Antonio Cassano moves to a new club and insults his previous employers. Susy Campanale says it’s getting too predictable now.
Antonio Cassano is an immensely talented player and one who has been given more than his fair share of opportunities by clubs, Coaches and fans. Unfortunately, we must all now accept that his deep personality flaws mean he’ll never deliver on that promise. He’ll probably do well at Parma and win over the crowd with some glorious flicks and tricks, but the tantrum is now less a risk and more an inevitability.
“Everyone must be aware that when you have Antonio, it is for better or worse. Throughout my career I have achieved 30-40 per cent of what I was capable of,” he said during his presentation Press conference at the Stadio Tardini.

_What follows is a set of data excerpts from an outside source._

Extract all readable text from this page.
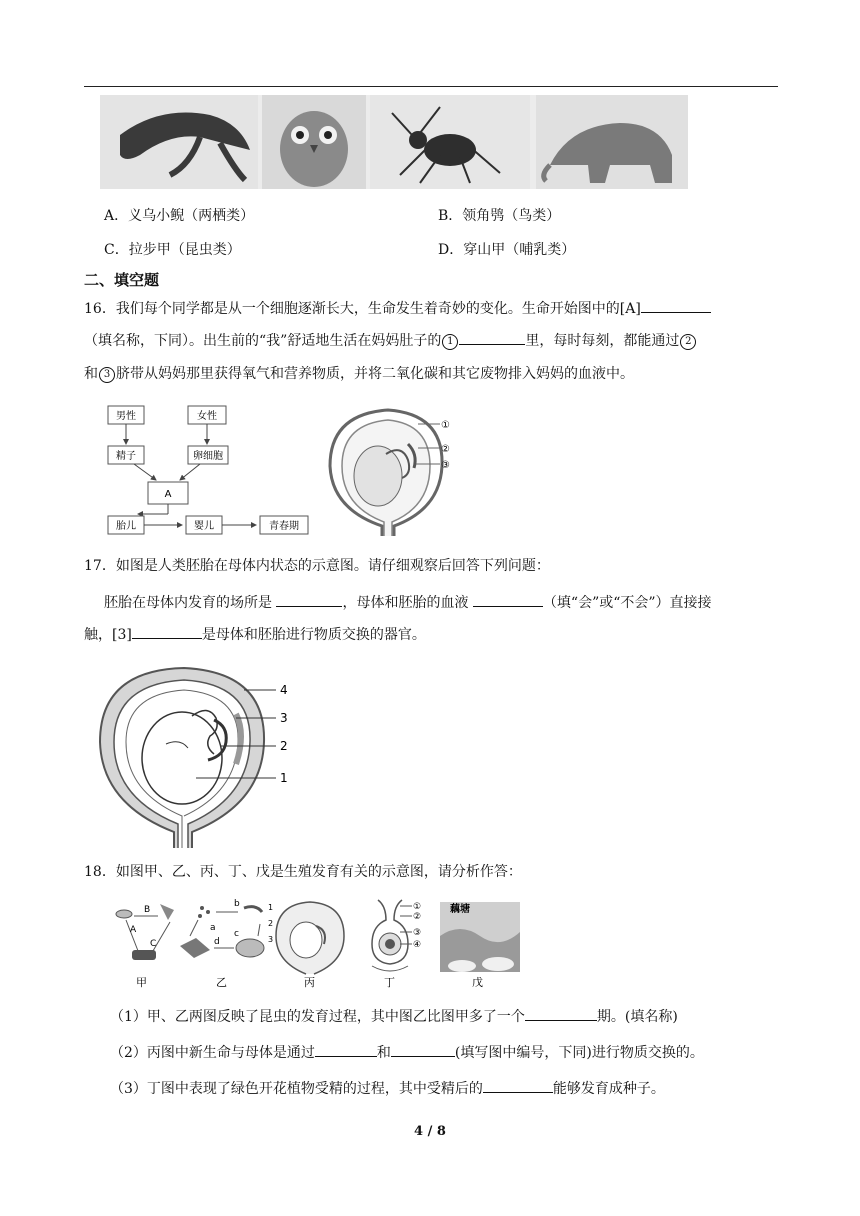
A．义乌小鲵（两栖类）	B．领角鸮（鸟类）
C．拉步甲（昆虫类）	D．穿山甲（哺乳类）
二、填空题
16．我们每个同学都是从一个细胞逐渐长大，生命发生着奇妙的变化。生命开始图中的[A]
（填名称，下同）。出生前的“我”舒适地生活在妈妈肚子的 1	里，每时每刻，都能通过 2
和 3 脐带从妈妈那里获得氧气和营养物质，并将二氧化碳和其它废物排入妈妈的血液中。
男性	女性
精子	卵细胞
A
胎儿	婴儿	青春期
①
②
③
17．如图是人类胚胎在母体内状态的示意图。请仔细观察后回答下列问题：
胚胎在母体内发育的场所是	，母体和胚胎的血液	（填“会”或“不会”）直接接
触，[3]	是母体和胚胎进行物质交换的器官。
4
3
2
1
18．如图甲、乙、丙、丁、戊是生殖发育有关的示意图，请分析作答：
A
B
C
甲
a
b
c
d
乙
1
2
3
丙
①
②
③
④
丁
藕塘
戊
（1）甲、乙两图反映了昆虫的发育过程，其中图乙比图甲多了一个	期。(填名称)
（2）丙图中新生命与母体是通过	和	(填写图中编号，下同)进行物质交换的。
（3）丁图中表现了绿色开花植物受精的过程，其中受精后的	能够发育成种子。
4 / 8
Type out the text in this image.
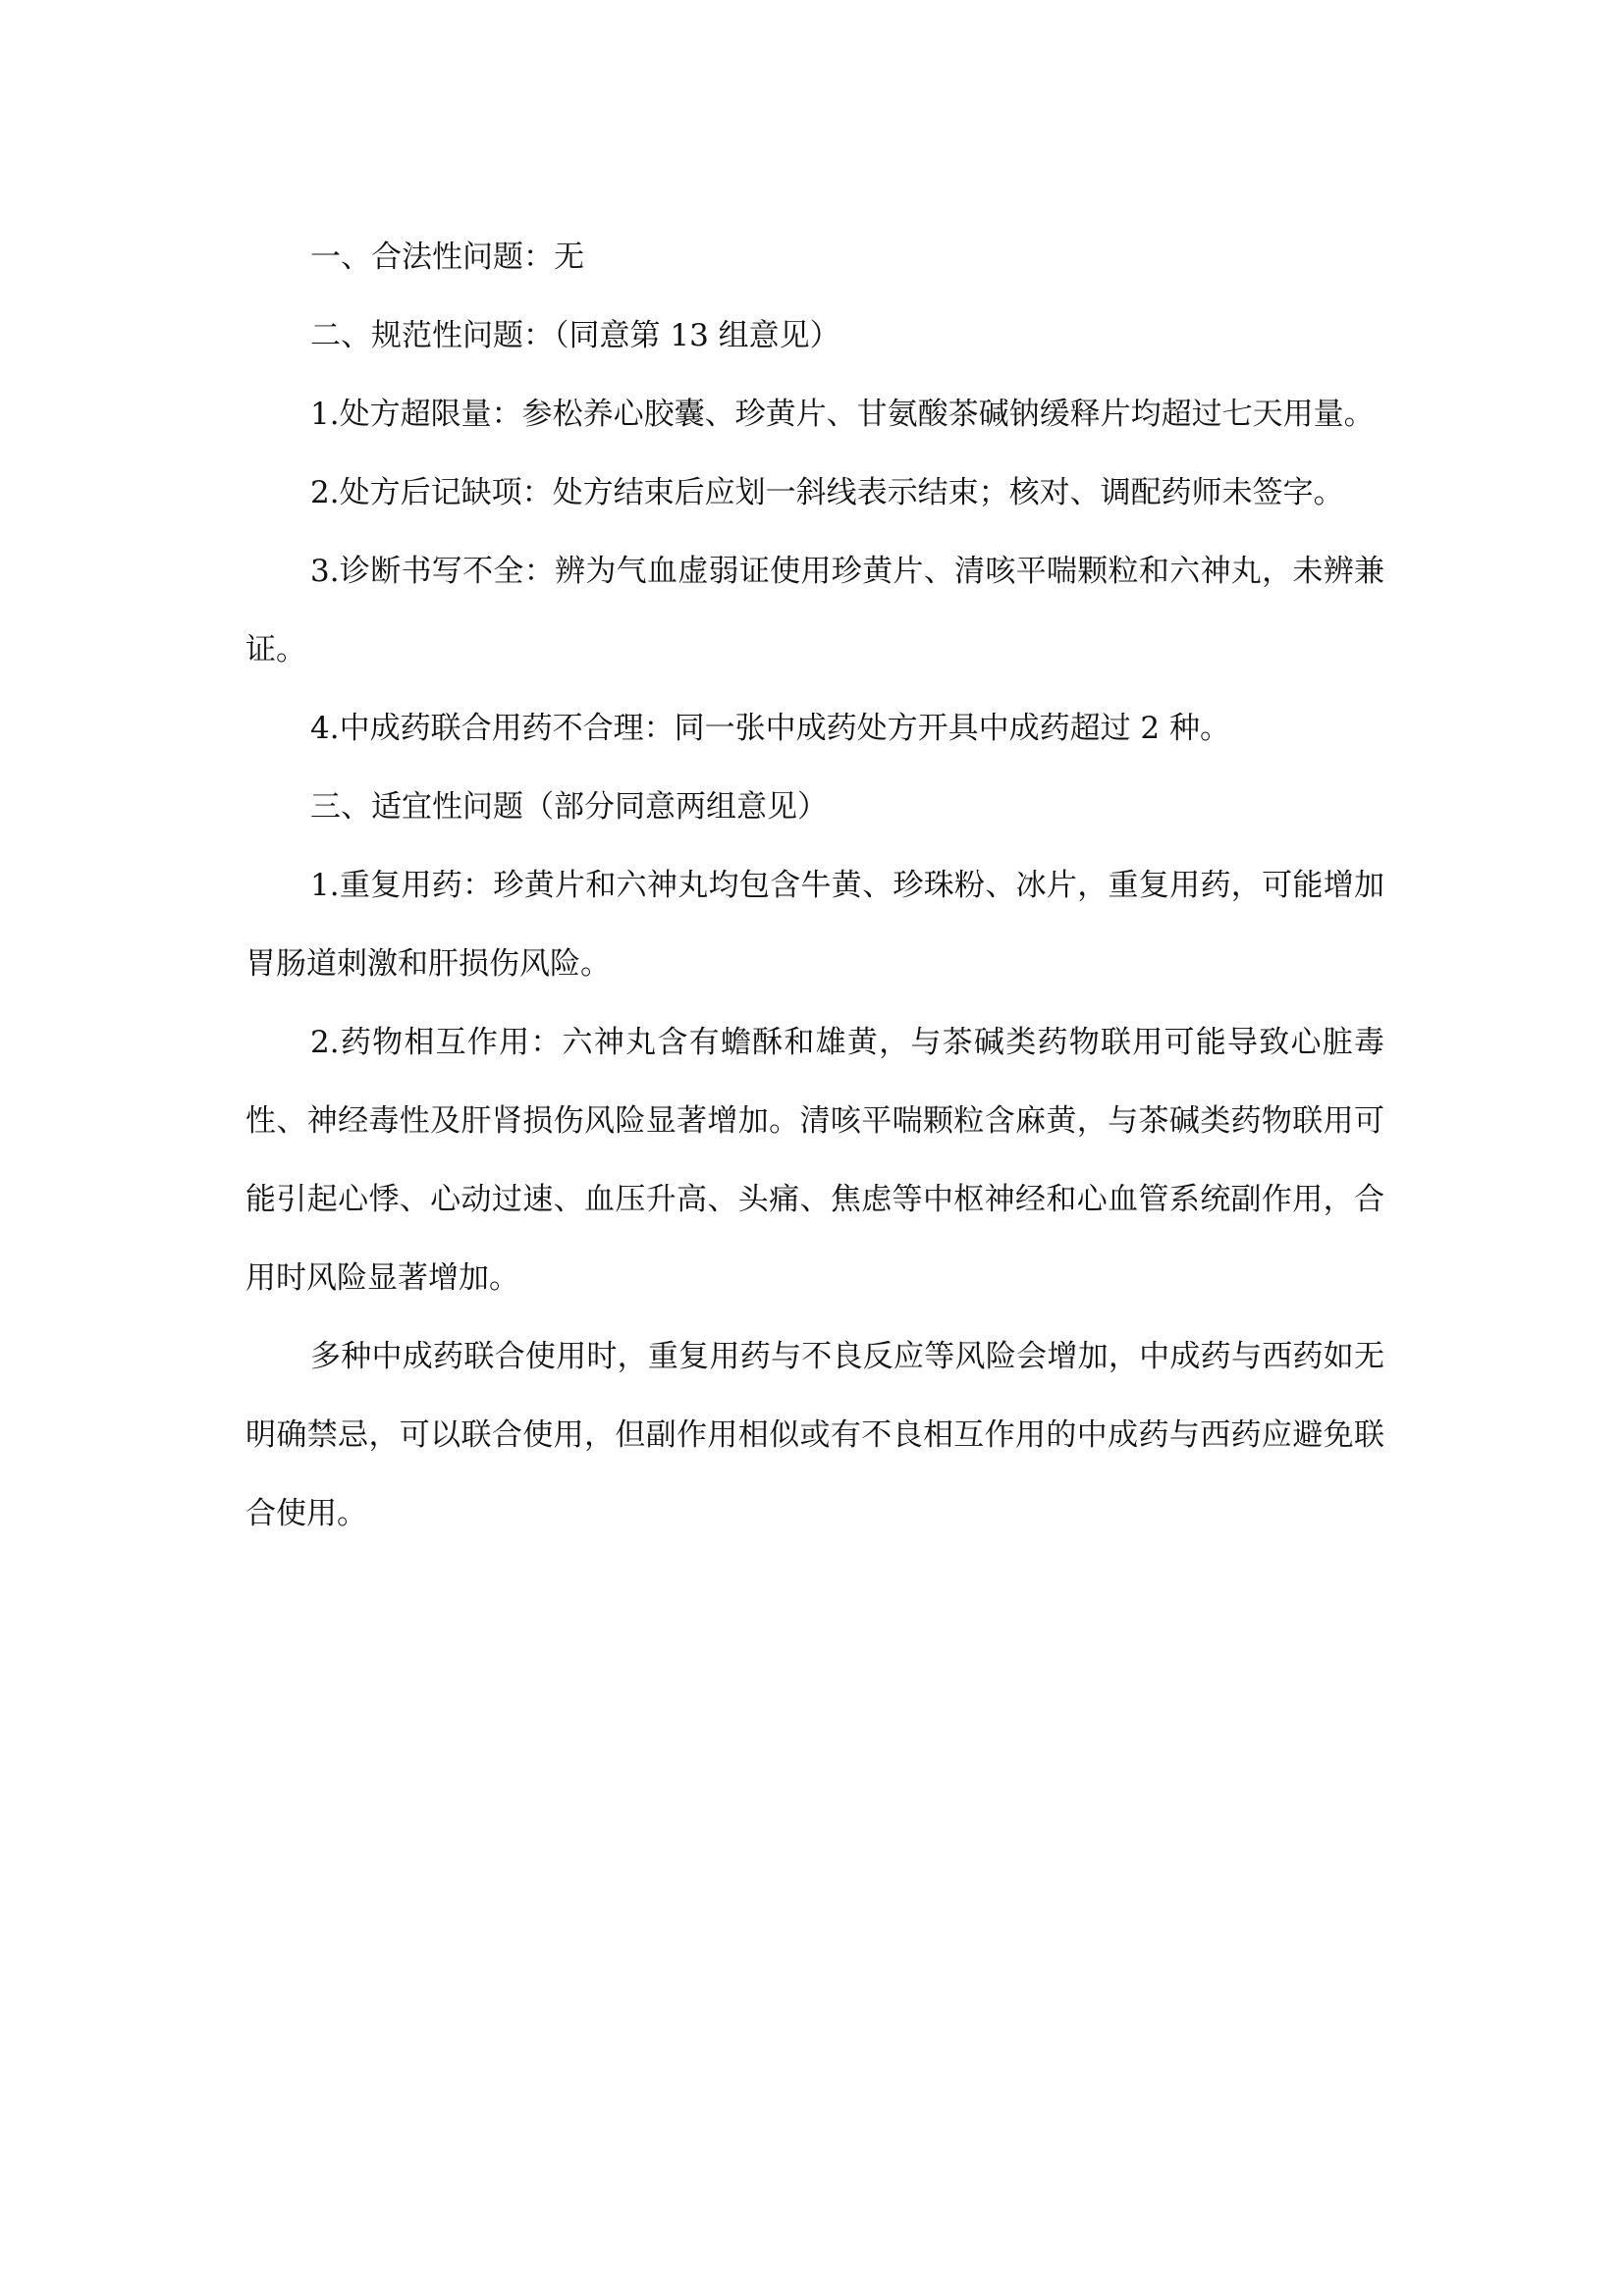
一、合法性问题：无

二、规范性问题：（同意第 13 组意见）

1.处方超限量：参松养心胶囊、珍黄片、甘氨酸茶碱钠缓释片均超过七天用量。

2.处方后记缺项：处方结束后应划一斜线表示结束；核对、调配药师未签字。

3.诊断书写不全：辨为气血虚弱证使用珍黄片、清咳平喘颗粒和六神丸，未辨兼证。

4.中成药联合用药不合理：同一张中成药处方开具中成药超过 2 种。

三、适宜性问题（部分同意两组意见）

1.重复用药：珍黄片和六神丸均包含牛黄、珍珠粉、冰片，重复用药，可能增加胃肠道刺激和肝损伤风险。

2.药物相互作用：六神丸含有蟾酥和雄黄，与茶碱类药物联用可能导致心脏毒性、神经毒性及肝肾损伤风险显著增加。清咳平喘颗粒含麻黄，与茶碱类药物联用可能引起心悸、心动过速、血压升高、头痛、焦虑等中枢神经和心血管系统副作用，合用时风险显著增加。

多种中成药联合使用时，重复用药与不良反应等风险会增加，中成药与西药如无明确禁忌，可以联合使用，但副作用相似或有不良相互作用的中成药与西药应避免联合使用。
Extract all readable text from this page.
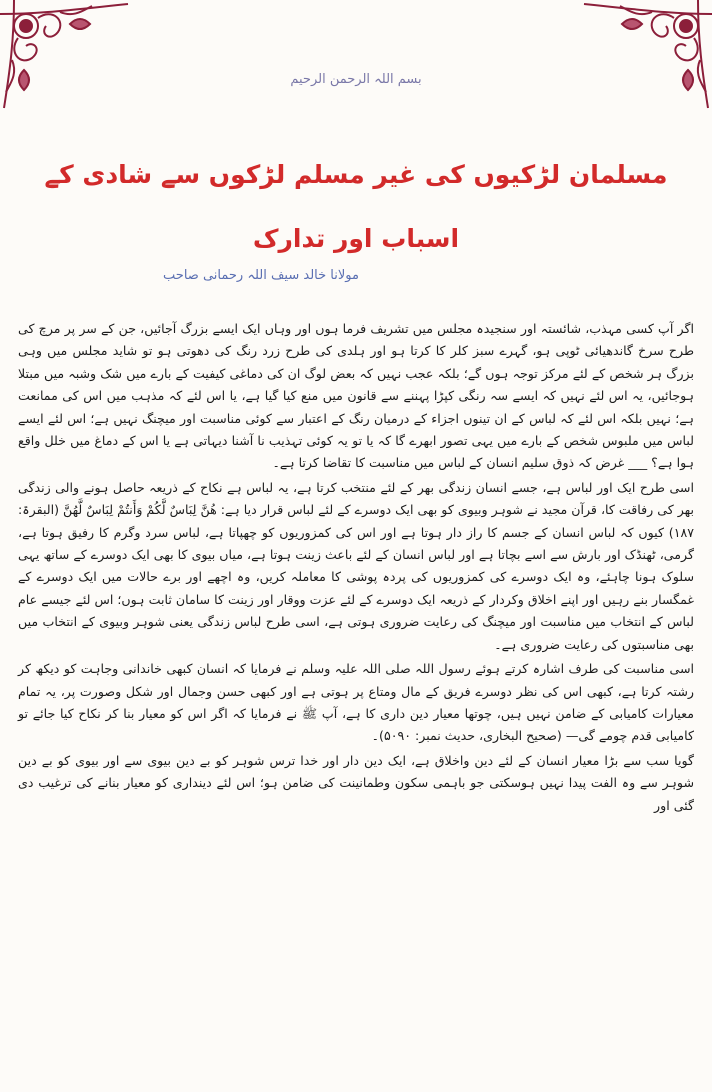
بسم اللہ الرحمن الرحیم
مسلمان لڑکیوں کی غیر مسلم لڑکوں سے شادی کے
اسباب اور تدارک
مولانا خالد سیف اللہ رحمانی صاحب

اگر آپ کسی مہذب، شائستہ اور سنجیدہ مجلس میں تشریف فرما ہوں اور وہاں ایک ایسے بزرگ آجائیں، جن کے سر پر مرچ کی طرح سرخ گاندھیائی ٹوپی ہو، گہرے سبز کلر کا کرتا ہو اور ہلدی کی طرح زرد رنگ کی دھوتی ہو تو شاید مجلس میں وہی بزرگ ہر شخص کے لئے مرکز توجہ ہوں گے؛ بلکہ عجب نہیں کہ بعض لوگ ان کی دماغی کیفیت کے بارے میں شک وشبہ میں مبتلا ہوجائیں، یہ اس لئے نہیں کہ ایسے سہ رنگی کپڑا پہننے سے قانون میں منع کیا گیا ہے، یا اس لئے کہ مذہب میں اس کی ممانعت ہے؛ نہیں بلکہ اس لئے کہ لباس کے ان تینوں اجزاء کے درمیان رنگ کے اعتبار سے کوئی مناسبت اور میچنگ نہیں ہے؛ اس لئے ایسے لباس میں ملبوس شخص کے بارے میں یہی تصور ابھرے گا کہ یا تو یہ کوئی تہذیب نا آشنا دیہاتی ہے یا اس کے دماغ میں خلل واقع ہوا ہے؟ ___ غرض کہ ذوق سلیم انسان کے لباس میں مناسبت کا تقاضا کرتا ہے۔

اسی طرح ایک اور لباس ہے، جسے انسان زندگی بھر کے لئے منتخب کرتا ہے، یہ لباس ہے نکاح کے ذریعہ حاصل ہونے والی زندگی بھر کی رفاقت کا، قرآن مجید نے شوہر وبیوی کو بھی ایک دوسرے کے لئے لباس قرار دیا ہے: هُنَّ لِبَاسٌ لَّكُمْ وَأَنتُمْ لِبَاسٌ لَّهُنَّ (البقرۃ: ۱۸۷) کیوں کہ لباس انسان کے جسم کا راز دار ہوتا ہے اور اس کی کمزوریوں کو چھپاتا ہے، لباس سرد وگرم کا رفیق ہوتا ہے، گرمی، ٹھنڈک اور بارش سے اسے بچاتا ہے اور لباس انسان کے لئے باعث زینت ہوتا ہے، میاں بیوی کا بھی ایک دوسرے کے ساتھ یہی سلوک ہونا چاہئے، وہ ایک دوسرے کی کمزوریوں کی پردہ پوشی کا معاملہ کریں، وہ اچھے اور برے حالات میں ایک دوسرے کے غمگسار بنے رہیں اور اپنے اخلاق وکردار کے ذریعہ ایک دوسرے کے لئے عزت ووقار اور زینت کا سامان ثابت ہوں؛ اس لئے جیسے عام لباس کے انتخاب میں مناسبت اور میچنگ کی رعایت ضروری ہوتی ہے، اسی طرح لباس زندگی یعنی شوہر وبیوی کے انتخاب میں بھی مناسبتوں کی رعایت ضروری ہے۔

اسی مناسبت کی طرف اشارہ کرتے ہوئے رسول اللہ صلی اللہ علیہ وسلم نے فرمایا کہ انسان کبھی خاندانی وجاہت کو دیکھ کر رشتہ کرتا ہے، کبھی اس کی نظر دوسرے فریق کے مال ومتاع پر ہوتی ہے اور کبھی حسن وجمال اور شکل وصورت پر، یہ تمام معیارات کامیابی کے ضامن نہیں ہیں، چوتھا معیار دین داری کا ہے، آپ ﷺ نے فرمایا کہ اگر اس کو معیار بنا کر نکاح کیا جائے تو کامیابی قدم چومے گی— (صحیح البخاری، حدیث نمبر: ۵۰۹۰)۔

گویا سب سے بڑا معیار انسان کے لئے دین واخلاق ہے، ایک دین دار اور خدا ترس شوہر کو بے دین بیوی سے اور بیوی کو بے دین شوہر سے وہ الفت پیدا نہیں ہوسکتی جو باہمی سکون وطمانینت کی ضامن ہو؛ اس لئے دینداری کو معیار بنانے کی ترغیب دی گئی اور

That’s precisely the problem – after so many years it has become evident there is more ‘worse’ than there is ‘better.’ Is it worth the bother having FantAntonio in your side if he’ll cause trouble more often than he helps the team? This is after all a player who had serious health problems and several injuries on top of those. Nothing about the man is reliable: not his form, not his fitness and certainly not his mentality.
The only predictable element of Cassano’s career is that he will leave a club in controversial circumstances, slamming the door in a strop and insulting those who had previously given him a chance. Sampdoria revived his career after the Real Madrid problems and he was sold after hurling abuse at President Riccardo Garrone. Milan nursed him back to health after a stroke and he repaid them a few months later by demanding an exit with barely-concealed brattiness. A self-avowed Inter fan, Cassano still managed to burn bridges there with Andrea Stramaccioni and Walter Mazzarri. Roberto Donadoni put his neck on the line to bring Cassano to Euro 2008, but you just know in a year or two we’ll be hearing the same comments in another Press conference after moving to yet another club.
“He did a few silly things, but has matured now and at the age of 31 won’t behave the same way he did when he was 20,” insisted Parma President Tommaso Ghirardi. We’ve heard this too many times now. If you have not achieved some sense of maturity at 31 after settling down with a wife and two children, you’re never going to.
Cassano is a big brat, albeit a talented one. Let’s stop beating about the bush and pretending this time it will be different. Just accept the situation, for better or worse.